The Federal Anti-Kickback Statute (42 U.S.C. 1320a-7(b)) restricts suppliers of goods or services secured by a government healthcare program ("Federal Healthcare Program") from intentionally and readily requesting or accepting or giving any compensation, directly or indirectly, in trade or in kind, to actuate either the referral of an individual, or outfitting or orchestrating a good or service for which imbursement may be made under a Federal Healthcare Program.

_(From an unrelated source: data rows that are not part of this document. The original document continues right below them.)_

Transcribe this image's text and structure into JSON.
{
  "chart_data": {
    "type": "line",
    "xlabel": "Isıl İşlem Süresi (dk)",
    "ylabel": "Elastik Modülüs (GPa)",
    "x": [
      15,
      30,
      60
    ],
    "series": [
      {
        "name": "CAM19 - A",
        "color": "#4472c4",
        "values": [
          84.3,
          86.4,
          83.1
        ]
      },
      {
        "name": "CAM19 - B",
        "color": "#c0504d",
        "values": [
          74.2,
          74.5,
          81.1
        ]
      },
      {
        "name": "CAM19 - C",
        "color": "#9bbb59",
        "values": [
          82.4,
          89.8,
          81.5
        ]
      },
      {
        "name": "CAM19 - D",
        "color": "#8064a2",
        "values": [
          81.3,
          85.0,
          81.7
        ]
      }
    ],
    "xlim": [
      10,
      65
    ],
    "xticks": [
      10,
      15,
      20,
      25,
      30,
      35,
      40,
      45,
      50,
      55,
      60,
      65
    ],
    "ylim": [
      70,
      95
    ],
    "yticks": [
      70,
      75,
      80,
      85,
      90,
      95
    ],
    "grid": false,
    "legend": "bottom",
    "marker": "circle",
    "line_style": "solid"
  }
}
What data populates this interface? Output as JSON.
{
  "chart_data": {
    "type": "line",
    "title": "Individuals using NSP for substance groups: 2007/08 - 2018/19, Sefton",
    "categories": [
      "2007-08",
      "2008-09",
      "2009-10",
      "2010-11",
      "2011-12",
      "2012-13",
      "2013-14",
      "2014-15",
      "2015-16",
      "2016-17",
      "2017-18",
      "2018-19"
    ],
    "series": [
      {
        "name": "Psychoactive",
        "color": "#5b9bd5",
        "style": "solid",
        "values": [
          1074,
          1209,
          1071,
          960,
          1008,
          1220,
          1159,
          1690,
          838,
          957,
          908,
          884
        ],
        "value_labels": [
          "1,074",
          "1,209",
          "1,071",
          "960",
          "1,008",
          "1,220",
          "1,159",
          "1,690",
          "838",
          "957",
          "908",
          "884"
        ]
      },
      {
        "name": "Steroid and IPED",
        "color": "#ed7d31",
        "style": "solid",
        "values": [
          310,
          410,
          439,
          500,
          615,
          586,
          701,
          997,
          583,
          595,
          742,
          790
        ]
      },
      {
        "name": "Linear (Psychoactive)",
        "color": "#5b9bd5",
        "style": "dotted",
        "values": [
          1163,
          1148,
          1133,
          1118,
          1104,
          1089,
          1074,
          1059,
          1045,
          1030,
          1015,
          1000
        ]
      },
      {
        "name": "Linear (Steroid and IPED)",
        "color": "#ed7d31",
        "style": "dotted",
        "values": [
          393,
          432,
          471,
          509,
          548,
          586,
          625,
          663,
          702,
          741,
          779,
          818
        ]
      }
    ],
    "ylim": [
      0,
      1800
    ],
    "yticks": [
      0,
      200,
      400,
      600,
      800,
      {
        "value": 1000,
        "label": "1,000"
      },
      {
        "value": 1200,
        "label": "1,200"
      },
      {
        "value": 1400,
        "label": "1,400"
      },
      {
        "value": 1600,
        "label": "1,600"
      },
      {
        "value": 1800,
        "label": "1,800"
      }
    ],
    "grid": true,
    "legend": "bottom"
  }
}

The Federal Anti-Kickback Statute is a goal based statute.
Certain dealings and engagements are statutorily absolved from the Federal Anti-Kickback Statute (e.g., remuneration paid in accordance with a legitimate employment relationship). Furthermore, dealings and engagements that go along completely with established Safe Harbor regulations shall not be arraigned under the Federal Anti-Kickback Statute. Essentially, notwithstanding, a transaction or engagement that does not meet all the necessities of a Safe Harbor regulation is not fundamentally illicit.
The Federal Anti-Kickback Statute is a criminal statute and the punishments for infringement of the law can be serious. They incorporate fines of up to $25,000 for every infringement, crime conviction deserving of detainment up to five years, or both, and in addition conceivable avoidance from cooperation in Federal Healthcare Programs.
Discussion
Fraud is defined as a …show more content…
The money lost due to transferring a patient includes a possible hospital stay, diagnostic testing, possible surgery charges, etc. If this money outweighs what it would cost to somehow secure specialty coverage, management should look further into the issue.